Last night – or, no, the night before that it must have been – yes, that was definitely the night I became a writer.
It wasn’t the first time this sort of thing had happened to me. It happened when I first saw my name in print – online – and then again, the first time I saw my name in print, in paper, in a publication in my hand, mere minutes later. I took photos on my phone and texted them to my mother and I squealed excitedly and incoherently at my boyfriend, who was very confused, thinking that the first-time-in-print moment had already passed.
It happened the first time I filled a notebook simply with ‘ideas’, things to come back to later, and knew for the first time that they were all things I actually would come back for. It happened the first time I got picked to participate in a writing workshop at school with a famous local author. It happened when my high school English teacher, in our year ten farewell assembly, announced my name and said, ‘We’re all looking forward to reading your novel someday.’
It happened the first time I went to a party, and someone asked me what I did and I couldn’t say student anymore, so I said writer. It happened the first time I went to a party and someone asked me what I did and I said writer and they didn’t ask me how I ever expected to make any money from that, but just said that was cool.
It happened the first time I saw Harriet the Spy, then again the first time I read Harriet the Spy, and then countless times over and over again every time I read the battered paperback that, now falling apart in my eleven-year-old hands, had been brand new when I bought it. It happened when I was two years old and dictated a story I’d ‘dreamed’ to my mother, insisting she mark all her corrections with square brackets.
On a rainy Wednesday night in the city centre, standing outside Smiths, it happened again, when I got paid – for the first time – for something that I wrote.
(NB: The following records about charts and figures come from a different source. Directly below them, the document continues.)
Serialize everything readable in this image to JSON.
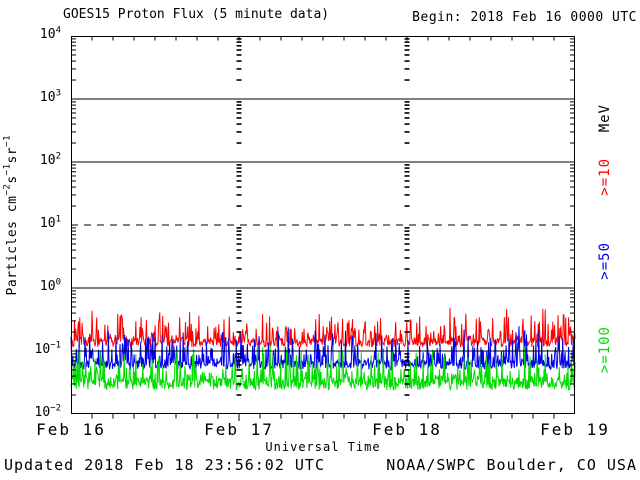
{
  "header": {
    "title": "GOES15 Proton Flux (5 minute data)",
    "begin": "Begin: 2018 Feb 16 0000 UTC"
  },
  "footer": {
    "updated": "Updated 2018 Feb 18 23:56:02 UTC",
    "source": "NOAA/SWPC Boulder, CO USA"
  },
  "colors": {
    "background": "#ffffff",
    "axis": "#000000",
    "red": "#ff0000",
    "blue": "#0000ee",
    "green": "#00dc00"
  },
  "chart_data": {
    "type": "line",
    "title": "GOES15 Proton Flux (5 minute data)",
    "begin_annotation": "Begin: 2018 Feb 16 0000 UTC",
    "xlabel": "Universal Time",
    "ylabel_parts": [
      {
        "t": "Particles  cm"
      },
      {
        "sup": "-2"
      },
      {
        "t": "s"
      },
      {
        "sup": "-1"
      },
      {
        "t": "sr"
      },
      {
        "sup": "-1"
      }
    ],
    "x_tick_labels": [
      "Feb 16",
      "Feb 17",
      "Feb 18",
      "Feb 19"
    ],
    "days": 3,
    "sample_interval_minutes": 5,
    "samples_per_day": 288,
    "y_scale": "log",
    "ylim": [
      0.01,
      10000
    ],
    "y_tick_exponents": [
      4,
      3,
      2,
      1,
      0,
      -1,
      -2
    ],
    "hgrid_solid_exponents": [
      3,
      2,
      0,
      -1
    ],
    "hgrid_dashed_exponents": [
      1
    ],
    "vgrid_dashed_day_indices": [
      1,
      2
    ],
    "x_minor_tick_hours": 3,
    "legend_unit": "MeV",
    "legend_entries": [
      {
        "label": ">=10",
        "color": "#ff0000"
      },
      {
        "label": ">=50",
        "color": "#0000ee"
      },
      {
        "label": ">=100",
        "color": "#00dc00"
      }
    ],
    "series": [
      {
        "name": "Protons >=10 MeV",
        "color": "#ff0000",
        "approx_baseline_flux": 0.15,
        "typical_range": [
          0.12,
          0.35
        ],
        "peak_flux": 0.46,
        "gen": {
          "seed": 101816,
          "log_base": -0.87,
          "jitter": 0.07,
          "spike_amp": 0.5,
          "spike_pow": 6
        }
      },
      {
        "name": "Protons >=50 MeV",
        "color": "#0000ee",
        "approx_baseline_flux": 0.065,
        "typical_range": [
          0.05,
          0.15
        ],
        "peak_flux": 0.22,
        "gen": {
          "seed": 505050,
          "log_base": -1.22,
          "jitter": 0.07,
          "spike_amp": 0.55,
          "spike_pow": 6
        }
      },
      {
        "name": "Protons >=100 MeV",
        "color": "#00dc00",
        "approx_baseline_flux": 0.038,
        "typical_range": [
          0.022,
          0.09
        ],
        "peak_flux": 0.11,
        "gen": {
          "seed": 100100,
          "log_base": -1.52,
          "jitter": 0.1,
          "spike_amp": 0.56,
          "spike_pow": 6
        }
      }
    ]
  }
}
Scissors Paper Pen are a Canberra zine, literary salon, arts blog, young-writery network, and now the hosts of a monthly story-telling evening called Something Else. I was invited to write and read something at the inaugural event on Wednesday night.
When they first asked me to do it I had to swallow the fiery ball of fear that had suddenly roared into life in my throat before I could answer. I had been cherry-picking my uni courses to avoid in-class presentations since first year. I had a long and illustrious history of creative excuses used to get out of them before that. But somehow, when it came to writing, the argument that I would be afraid and I didn’t want to wasn’t strong enough anymore. The little person who sleeps (most of the time, anyway) curled up in the bottom of my ear, woke up with a snort and said, ‘Hey, this is just part of being a writer. Do it.’ I said yes before I could even really think about it.
The theme we were given was ‘Wires Crossed’, and the story I read was about an agony that only slow-blooming teenage girls can understand: being the last girl in my year level to develop breasts. As any fool could have predicted I spent the day of the reading panicking – I think my heart started palpitating at one in the afternoon – and re-writing my entire piece.
I put on my favourite swirly blue dress – for luck – and my giant stompy knee-high Docs, and I headed out into the rain.*
When I got to Smiths I drank two glasses of water in a very short space of time. I ran around and nervously greeted friends and acquaintances. Someone asked me what my story was about and when I told them they said, ‘Oh, I get it, wires crossed, underwires,‘ and I thought oh thank god it does relate to the theme. I was the second person to read and to my immense relief and gratitude everybody laughed, and they laughed when I’d hoped they would. I’ve never been so delighted to be in a room full of people laughing at me and my teenage pain.
After the event ended and the tension did it’s proverbial melty thing and I stepped out onto the blissfully cool street – it was still raining softly – I finally had enough space in my head to think this is why I do this and this is what I want to do. I’m not doing it for my modest appearance fee** or for the compliments afterwards – though neither of these things hurt. The thing I’ve known I wanted to do since I was eleven years old, and if I’d had enough sense would have suspected long before, is not just something I can do, but something I can enjoy. It is something I can imagine myself doing forever, if fickle circumstance will allow me. I don’t want to get a ‘real job’, I want to do this.
It might be hard to get the words going, some days; it might be incredibly nerve-wracking; it might be a dying art, a dead industry, and horrendously underpaid. But it will never be unrewarding. And I don’t think it’s too trite to say that that night, skipping through the rain with my ten dollars in one hand, my other half holding on to the other, I found exactly what it is that makes me happy.
* There’s something about me, milestones, and rain. The first gig I ever went to that I had to review, which turned out to be the first piece that I ever got published, took place in a downpour too.
** Ten bucks, which I’m totally framing by the way.